La poésie écrite en vers libres, avec ses images nombreuses, ses raccourcis et ses suggestions, ses infinitifs martelant ses désarrois..., sincère,  profonde, oppose-t-elle aux  moments de plénitude à de grandes zones d’ombres... N’est-ce pas là la démarche, la préoccupation de nombre de poètes européens ? N’extériorisent-ils pas la même sensation de froid face à l’hostilité du milieu où ils vivent ; les mêmes frustrations affectives ; les mêmes enthousiasmes ; les mêmes forces et faiblesses ; les mêmes incertitudes psychologiques, exprimées avec les mots d’un même langage, mais façonnés “ autrement” ?

 

          Et n'est-ce pas le cas aussi pour L’ARBRE BONHEUR de JEAN BENSIMON. Ce recueil composé de poèmes entrecroisés, de vers et de prose, propose en fait trois fils possibles de lecture : la première et la plus logique passant des textes “hauts” vers ou prose en caractères d’imprimerie, aux texte “bas” de prose en italique ; en une sorte d’incantation / invocation et de répons. La seconde courrait alors d’un texte “haut” au suivant, celui de gauche discursif, lançant des affirmations, des “états” spirituels (“Voilà que la vague vient inonder des rivages brûlants, un influx monte dans le sang”) ; celui de droite en vers, plus aéré, abordant un détail important qui éclairerait son vis à vis (“Je marche sous une petite pluie fraîche / en songeant au corps chaud de mon amour...”. La troisième lecture aborderait les textes “bas”, précieux, ciselés avec minutie et poésie (“...Le chemin obscur de l’arbre conduit vers la pourpre...”)

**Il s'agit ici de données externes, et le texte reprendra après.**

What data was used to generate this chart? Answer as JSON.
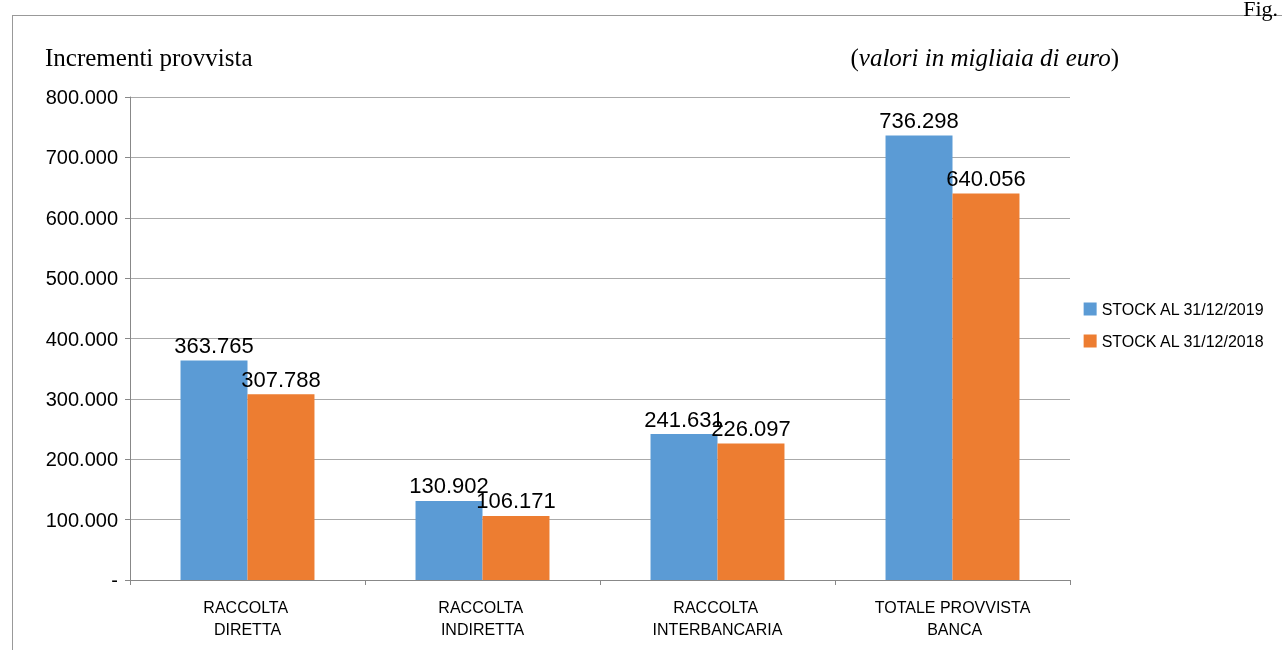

Quelle que soit la solution choisie par le lecteur, le poète l’emmène dans une quête à la recherche de lui-même, à travers l’arbre et ses multiples symboles (fouissage des racines ; dureté et certitudes du tronc, ramifications des branches, etc.); à la recherche de la poésie, du poème conçu à l’origine comme “des mots sans écho”, puis “des mots errants”, jusqu’au moment où, l’inspiration venue, “un long poème glisse dans la nuit du chêne”, et qu’enfin, l’auteur délivré puisse “jouer” avec “le poème délié / pied de nez / à l’homme enceint de gravité”.

Un beau livre chaleureux qui prouve, s’il en était besoin, que le Spleen et les angoisses existentielles du poète subsistent, et sont  toujours source d’inspiration !

Jeanine RIVAIS

 

L'auteur a obtenu le Prix Aliénor (1990) pour son recueil PARAGES PASSAGE, poèmes. Éditions Arcam.